In 1930, Marshall went to Howard Law School, commuting to DC because he could not afford room and board. He graduated top of his class and hung out a shingle. But he did mostly pro bono work until he joined the NAACP.
Case by case, NAACP lawyers were chipping away at Jim Crow. Marshall soon took the struggle to the front lines, traveling 50,000 miles a year through the Deep South, taking cases no local lawyer would touch. Black defendants facing all-white juries. Jim Crow at its worst. "I was on the verge of a nervous breakdown for a long time, but I never quite made the grade.”
He won equal pay for some clients but saw others condemned to death. And with time, he crafted a new strategy.
Using “separate but equal,” NAACP lawyers had argued for improving black schools, making them “equal.” Marshall argued that separate could never be equal, and that Jim Crow denied black citizens “equal protection under the law.”
In Smith v. Allwright (1944), Marshall convinced the Supreme Court to ban the South’s all-white primaries. In Morgan v. Virginia (1946), the court overturned segregation of interstate buses. In Shelley v. Kraemer (1948) the court struck down racial housing covenants. Marshall’s arguments also integrated law schools in Texas, Oklahoma, and Missouri.
But what about public schools?
In 1950, the NAACP lumped five school segregation cases into one landmark effort. Again before the Supreme Court, Marshall argued that “separate” was never “equal.” Then he took a new tact, using psychologists to testify that segregated schools stigmatized young children.
Segregation, Marshall told the court, “is an inherent determination that the people who were formerly in slavery, regardless of anything else, shall be kept as near that stage as possible. And now is the time, we submit, that this court should make clear that that is not what our Constitution stands for.”
By a unanimous vote, Brown v. Board of Education ordered public school integration. “I was so happy I was numb,” Marshall recalled.
“To do what he did required a heroic imaginaton,” one of Marshall’s law clerks wrote. Despite growing up under Jim Crow, “Thurgood Marshall had the capacity to imagine a radically different world, the imaginative capacity to believe that such a world was possible, the strength to sustain that image in the mind’s eye and the heart’s longing, and the courage and ability to make that imagined world real.”
In 1967, Marshall became the first black Supreme Court justice. He had argued 32 cases before the court. He won 29. Now he would be on the bench.
At first, he wrote eloquent majority opinions. "If the First Amendment means anything, it means that a State has no business telling a man, sitting alone in his own house, what books he may read or what films he may watch.”
But as the court moved to the right, Marshall became “the great dissenter.”
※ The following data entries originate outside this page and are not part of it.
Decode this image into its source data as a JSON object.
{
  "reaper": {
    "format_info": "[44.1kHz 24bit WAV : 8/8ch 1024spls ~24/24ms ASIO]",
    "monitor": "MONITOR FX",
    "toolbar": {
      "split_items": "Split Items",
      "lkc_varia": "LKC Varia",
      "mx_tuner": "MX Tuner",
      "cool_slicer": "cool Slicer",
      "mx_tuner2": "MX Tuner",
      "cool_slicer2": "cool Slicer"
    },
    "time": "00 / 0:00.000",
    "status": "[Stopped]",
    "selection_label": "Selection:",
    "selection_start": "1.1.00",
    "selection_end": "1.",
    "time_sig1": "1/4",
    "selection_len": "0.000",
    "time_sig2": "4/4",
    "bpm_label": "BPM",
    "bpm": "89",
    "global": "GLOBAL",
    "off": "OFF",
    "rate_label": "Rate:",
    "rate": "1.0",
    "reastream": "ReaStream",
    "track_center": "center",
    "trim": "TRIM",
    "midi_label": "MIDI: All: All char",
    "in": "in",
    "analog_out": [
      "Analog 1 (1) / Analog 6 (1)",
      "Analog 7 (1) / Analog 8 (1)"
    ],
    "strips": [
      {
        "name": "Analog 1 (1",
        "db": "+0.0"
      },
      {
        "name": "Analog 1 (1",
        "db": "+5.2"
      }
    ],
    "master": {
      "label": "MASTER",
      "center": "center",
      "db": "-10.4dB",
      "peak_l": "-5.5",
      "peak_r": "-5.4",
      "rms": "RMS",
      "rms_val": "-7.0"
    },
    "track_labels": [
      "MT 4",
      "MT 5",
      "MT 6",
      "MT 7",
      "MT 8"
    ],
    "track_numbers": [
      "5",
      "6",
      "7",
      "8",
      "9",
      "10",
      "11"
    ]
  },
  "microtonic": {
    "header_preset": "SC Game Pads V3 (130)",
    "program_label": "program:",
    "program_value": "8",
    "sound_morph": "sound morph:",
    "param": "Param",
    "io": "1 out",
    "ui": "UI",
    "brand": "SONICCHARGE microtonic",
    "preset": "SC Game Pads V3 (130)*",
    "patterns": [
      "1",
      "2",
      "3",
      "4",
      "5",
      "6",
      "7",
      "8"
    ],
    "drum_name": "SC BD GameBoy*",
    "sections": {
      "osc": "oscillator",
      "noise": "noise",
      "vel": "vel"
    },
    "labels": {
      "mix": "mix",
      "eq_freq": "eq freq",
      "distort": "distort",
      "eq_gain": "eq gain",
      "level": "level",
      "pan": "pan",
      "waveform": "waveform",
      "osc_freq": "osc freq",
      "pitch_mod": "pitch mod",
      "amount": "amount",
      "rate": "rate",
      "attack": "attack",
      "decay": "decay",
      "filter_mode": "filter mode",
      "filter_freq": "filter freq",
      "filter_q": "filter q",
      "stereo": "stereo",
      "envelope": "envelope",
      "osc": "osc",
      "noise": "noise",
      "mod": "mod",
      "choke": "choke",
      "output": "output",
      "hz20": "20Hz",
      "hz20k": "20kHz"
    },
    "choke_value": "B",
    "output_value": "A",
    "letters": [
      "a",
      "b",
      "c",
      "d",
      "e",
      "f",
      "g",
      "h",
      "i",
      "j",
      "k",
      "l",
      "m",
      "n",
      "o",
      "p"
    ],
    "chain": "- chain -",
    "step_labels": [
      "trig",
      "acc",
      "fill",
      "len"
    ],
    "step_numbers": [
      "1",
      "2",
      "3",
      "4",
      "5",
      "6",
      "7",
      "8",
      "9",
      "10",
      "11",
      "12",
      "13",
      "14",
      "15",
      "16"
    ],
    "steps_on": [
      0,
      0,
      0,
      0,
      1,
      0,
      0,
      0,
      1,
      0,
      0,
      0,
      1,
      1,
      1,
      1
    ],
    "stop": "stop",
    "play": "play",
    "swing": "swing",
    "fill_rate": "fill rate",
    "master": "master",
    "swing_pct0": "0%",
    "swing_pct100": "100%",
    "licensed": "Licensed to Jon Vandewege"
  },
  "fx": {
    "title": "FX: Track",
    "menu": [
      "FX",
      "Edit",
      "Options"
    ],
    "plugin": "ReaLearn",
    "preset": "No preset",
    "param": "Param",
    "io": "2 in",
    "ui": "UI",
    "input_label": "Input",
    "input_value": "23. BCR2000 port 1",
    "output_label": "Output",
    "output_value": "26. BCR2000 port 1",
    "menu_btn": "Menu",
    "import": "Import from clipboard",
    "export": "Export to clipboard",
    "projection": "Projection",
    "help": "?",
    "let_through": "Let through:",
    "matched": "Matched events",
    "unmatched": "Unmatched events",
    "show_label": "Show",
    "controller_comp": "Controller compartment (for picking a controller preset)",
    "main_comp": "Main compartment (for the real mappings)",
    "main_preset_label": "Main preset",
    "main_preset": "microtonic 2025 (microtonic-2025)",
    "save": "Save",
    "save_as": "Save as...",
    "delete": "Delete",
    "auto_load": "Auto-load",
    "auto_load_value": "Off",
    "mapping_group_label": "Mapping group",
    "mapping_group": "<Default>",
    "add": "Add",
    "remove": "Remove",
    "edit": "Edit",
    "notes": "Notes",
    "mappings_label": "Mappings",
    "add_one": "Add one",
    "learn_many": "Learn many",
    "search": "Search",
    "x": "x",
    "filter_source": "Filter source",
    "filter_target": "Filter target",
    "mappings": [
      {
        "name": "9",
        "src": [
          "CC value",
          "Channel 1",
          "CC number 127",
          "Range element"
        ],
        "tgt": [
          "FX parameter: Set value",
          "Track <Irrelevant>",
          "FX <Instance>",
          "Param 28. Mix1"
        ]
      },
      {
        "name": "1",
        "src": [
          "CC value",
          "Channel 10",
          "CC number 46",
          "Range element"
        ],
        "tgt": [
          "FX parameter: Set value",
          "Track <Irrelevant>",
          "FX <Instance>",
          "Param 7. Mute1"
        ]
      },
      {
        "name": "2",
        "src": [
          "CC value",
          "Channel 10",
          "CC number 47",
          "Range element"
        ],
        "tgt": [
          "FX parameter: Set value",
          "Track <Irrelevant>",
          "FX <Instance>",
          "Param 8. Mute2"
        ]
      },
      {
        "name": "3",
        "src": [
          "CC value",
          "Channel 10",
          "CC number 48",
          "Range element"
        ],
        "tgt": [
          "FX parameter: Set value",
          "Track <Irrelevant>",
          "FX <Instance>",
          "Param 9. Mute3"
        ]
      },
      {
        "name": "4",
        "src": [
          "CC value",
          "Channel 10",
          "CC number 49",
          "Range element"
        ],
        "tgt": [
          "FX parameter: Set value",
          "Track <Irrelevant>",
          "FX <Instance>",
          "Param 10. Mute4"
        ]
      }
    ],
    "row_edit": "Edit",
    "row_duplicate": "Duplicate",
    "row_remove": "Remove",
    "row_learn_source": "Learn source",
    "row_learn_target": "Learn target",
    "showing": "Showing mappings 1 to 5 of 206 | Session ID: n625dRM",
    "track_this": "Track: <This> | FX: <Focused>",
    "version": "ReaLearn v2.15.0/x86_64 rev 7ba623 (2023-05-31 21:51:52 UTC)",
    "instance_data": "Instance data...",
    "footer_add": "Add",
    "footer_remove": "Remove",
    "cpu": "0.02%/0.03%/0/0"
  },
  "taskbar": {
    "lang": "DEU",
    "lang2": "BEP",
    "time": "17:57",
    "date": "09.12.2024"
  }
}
On the death penalty: “a vestigial savagery. . . [that] falls upon the poor, the ignorant, and the underprivileged members of society."
On using local property taxes to fund schools: “. . . the majority's holding can only be seen as a retreat from our historic commitment to equality of educational opportunity. . .”
On affirmative action: “I do not believe that this Nation is anywhere close to eradicating racial discrimination or its vestiges. . .”
On into his 70s, Marshall refused retirement. “I was appointed to a life term and I intend to serve it.” By health problems did what Jim Crow law could not. Marshall stepped down in June, 1991. He was replaced by Clarence Thomas. Draw your own conclusions.
When he died two years later, thousands filed past his coffin beneath the Capitol dome. Tributes poured in. "With his departure goes part of the conscience of the Court." “Probably the most important American lawyer of the twentieth century.”
Today, Marshall’s name graces city streets and courthouses, yet his faith in the Constitution as a “living document” also enshrines him. "Today, ‘We the People’ no longer enslave, but the credit does not belong to the framers. It belongs to those who refused to acquiesce in outdated notions of ‘liberty,’ ‘justice,’ and ‘equality,’ and who strived to better them.”